I realized something pretty major the other day: I have never eaten an artichoke before. Yeah, I know. How is that even possible? Not sure. This occurred to me, in fact, while I was driving through a town called Castroville – the self-proclaimed “artichoke capital of the world” in central California. Hmm…there sure were lots of artichokes in those fields and I had no idea how any of them tasted, which freaked me out a little.
Then, a few days later, I was up north in another part of the state where, lo and behold, in a friend’s backyard garden grew a number of the intimidating-looking plants that had never graced my palette. It was a sign. Time to do something about that.
Artichokes are a member of the thistle family (in case you didn’t pick that up from my awesome post title), and the part that we eat is actually the immature flower bud that would otherwise grow into a bright purple blossom.
Although most of us can buy artichokes all year round in a grocery store, we are actually on the opposite side of their ideal season, which is March through May. I guess having never tasted an artichoke before I am equally oblivious to their life cycle. Oops. And that I am in the state that can grow a lot of things all year round no matter what the season is, so can you really blame me? No. I’m just going for it.
So began my artichoke adventure. I picked up some local beauties at the store, figured out how to prepare and cook them (super easy), but as I was looking at many of the suggestions online and in cookbooks on how to eat them – with melted butter, mayonnaise, or hollandaise sauce – I knew that some radical differences were in store for my vegetables. More on that later.
It’s all news to me: artichokes are good for you!
Okay, so we’ve already identified that I am way out of the artichoke loop, fine. How was I supposed to know how full of fiber these things are? Or how they are loaded with antioxidants? Or that they are naturally very low in calories and virtually fat free? Did you know this? Why didn’t you tell me?

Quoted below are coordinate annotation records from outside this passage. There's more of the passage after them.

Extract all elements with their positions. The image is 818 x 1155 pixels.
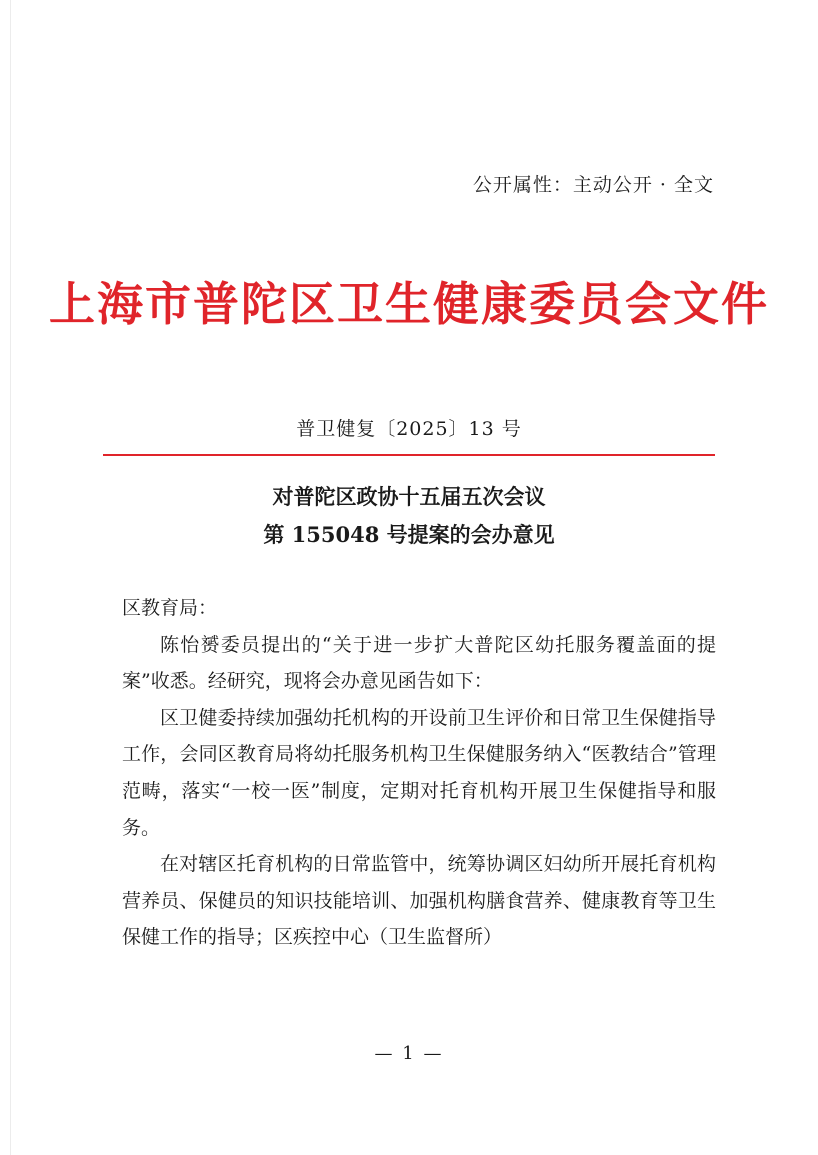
document-subject (0, 478, 818, 554)
public-attribute: 公开属性：主动公开 · 全文 (472, 174, 714, 196)
page-number: — 1 — (374, 1043, 444, 1064)
body-paragraph: 陈怡赟委员提出的“关于进一步扩大普陀区幼托服务覆盖面的提案”收悉。经研究，现将会办意见函告如下： (122, 633, 716, 693)
body-paragraph: 在对辖区托育机构的日常监管中，统筹协调区妇幼所开展托育机构营养员、保健员的知识技能培训、加强机构膳食营养、健康教育等卫生保健工作的指导；区疾控中心（卫生监督所） (122, 853, 716, 949)
red-divider (103, 454, 715, 456)
issuer-title: 上海市普陀区卫生健康委员会文件 (49, 277, 769, 331)
body-paragraph: 区卫健委持续加强幼托机构的开设前卫生评价和日常卫生保健指导工作，会同区教育局将幼托服务机构卫生保健服务纳入“医教结合”管理范畴，落实“一校一医”制度，定期对托育机构开展卫生保健指导和服务。 (122, 706, 716, 839)
document-body (122, 590, 716, 956)
document-number: 普卫健复〔2025〕13 号 (296, 418, 522, 440)
subject-line-1: 对普陀区政协十五届五次会议 (272, 484, 546, 509)
page-edge (10, 0, 11, 1155)
subject-line-2: 第 155048 号提案的会办意见 (263, 522, 555, 547)
addressee: 区教育局： (122, 597, 218, 619)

I’ve also learned that artichokes are a good source of vitamin C, magnesium, potassium, folate, and iron. And to top it all off, they are particularly supportive of liver health due to their cynarin content.
Again: why didn’t anyone tell me?!
I know I am not the only one out there that is jumping on the artichoke wagon, so here is some easy information on how to prepare these totally delicious treats.
1. First, wash the artichoke thoroughly. Hold the artichoke under cold running water. Rinse in between the leaves without pulling on them. Turn the artichoke upside down (stem side up) and give a good shake. Dry the artichoke with a clean towel.
2. Using a large knife, cut off the top 1 1/2″ to 2″ of the artichoke. This is where the leaves are most tightly bunched.
3. Using a pair of kitchen scissors, cut off the sharp points from the leaves.
4. Cut off the stem flush with the base.
5. Place the artichoke in a steamer basket over boiling water. Steam for 25-45 minutes until one of the leaves can be removed easily.
Here are some pictures.
So yeah, lots of gloppy dips out there to totally negate the low-fat, low-calorie tasty-ness that attract people to artichokes in the first place. My version is super flavourful, but uses just a hint of olive oil and pungent ingredients to make your mouth sing.
This dip is somewhat similar to my Green Giant Cilantro Pesto, except for the parsley content and the real kick from the jalapeno. I would suggest making a double batch if you’re serving a crowd, or you want leftover for a sandwich spread (holy, delicious).
Cilantro Parsley Dipping Sauce
1 ½ cups cilantro
½ cup parsley
juice and zest of 2 limes
4 Tbsp. cold pressed, extra virgin olive oil
pinch of sea salt
2-3 cloves garlic
1 jalapeno pepper, minced
1 tsp. raw honey
1. Wash and dry herbs well.
2. Roughly chop herbs, garlic, and jalapeno, then put them in a blender with the remaining ingredients.
3. Pour into a serving dish and enjoy.
I have come to two conclusions after all my artichoke exploits:
#1 – Artichokes are delicious. I probably should have mentioned that before. I plan on eating them much more often than never.
#2 – No matter how much I think I know about food, there is always something new to learn about and discover. The world is so exciting!
That sounded like an after school special. Sorry. You get the point. Sheesh.